To address the ill-posedness and generalization bottlenecks of monocular 3D human pose estimation in unconstrained, real-time scenarios, this work proposes an end-to-end framework integrating geometric priors and biomechanical constraints. Methodologically: (i) a self-calibrating camera parameter estimation module jointly optimizes intrinsic parameters and pose; (ii) a geometry-aware 2D-to-3D lifting network explicitly encodes joint hierarchy and kinematic constraints; (iii) large-scale, anatomically plausible 2D–3D paired data are synthesized via inverse kinematics, enabling synergistic data-driven and model-driven training. The approach achieves state-of-the-art accuracy on benchmarks including Human3.6M and MPI-INF-3DHP, while maintaining real-time performance (>30 FPS) on edge devices. It significantly improves cross-domain generalization and physical plausibility of estimated poses, all without requiring specialized hardware—enabling personalized, low-latency 3D pose estimation in practical settings.

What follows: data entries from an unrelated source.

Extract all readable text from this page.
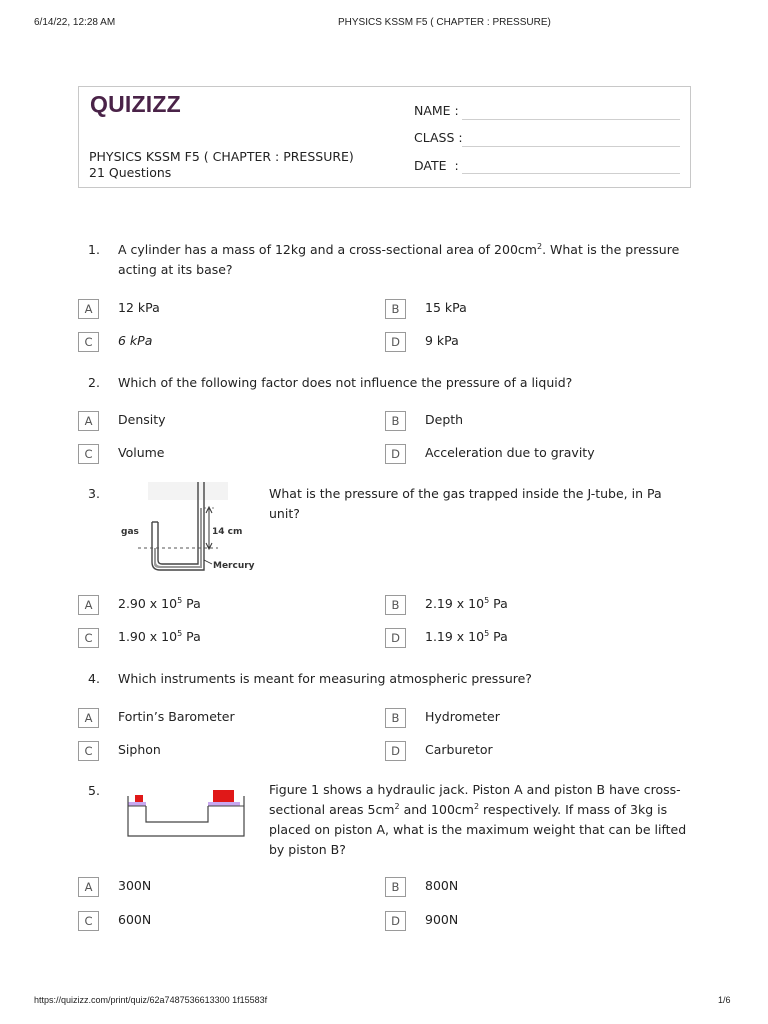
6/14/22, 12:28 AM	PHYSICS KSSM F5 ( CHAPTER : PRESSURE)
QUIZIZZ
PHYSICS KSSM F5 ( CHAPTER : PRESSURE)
21 Questions
NAME :
CLASS :
DATE  :
1. A cylinder has a mass of 12kg and a cross-sectional area of $200cm^2$. What is the pressure acting at its base?
A	12 kPa	B	15 kPa
C	6 kPa	D	9 kPa
2. Which of the following factor does not influence the pressure of a liquid?
A	Density	B	Depth
C	Volume	D	Acceleration due to gravity
3.
gas	14 cm
Mercury
What is the pressure of the gas trapped inside the J-tube, in Pa unit?
A	2.90 x $10^5$ Pa	B	2.19 x $10^5$ Pa
C	1.90 x $10^5$ Pa	D	1.19 x $10^5$ Pa
4. Which instruments is meant for measuring atmospheric pressure?
A	Fortin’s Barometer	B	Hydrometer
C	Siphon	D	Carburetor
5.	Figure 1 shows a hydraulic jack. Piston A and piston B have cross-sectional areas $5cm^2$ and $100cm^2$ respectively. If mass of 3kg is placed on piston A, what is the maximum weight that can be lifted by piston B?
A	300N	B	800N
C	600N	D	900N
https://quizizz.com/print/quiz/62a7487536613300 1f15583f	1/6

Monocular 3D human pose estimation remains a challenging and ill-posed problem, particularly in real-time settings and unconstrained environments. While direct imageto-3D approaches require large annotated datasets and heavy models, 2D-to-3D lifting offers a more lightweight and flexible alternative-especially when enhanced with prior knowledge. In this work, we propose a framework that combines real-time 2D keypoint detection with geometry-aware 2D-to-3D lifting, explicitly leveraging known camera intrinsics and subject-specific anatomical priors. Our approach builds on recent advances in self-calibration and biomechanically-constrained inverse kinematics to generate large-scale, plausible 2D-3D training pairs from MoCap and synthetic datasets. We discuss how these ingredients can enable fast, personalized, and accurate 3D pose estimation from monocular images without requiring specialized hardware. This proposal aims to foster discussion on bridging data-driven learning and model-based priors to improve accuracy, interpretability, and deployability of 3D human motion capture on edge devices in the wild.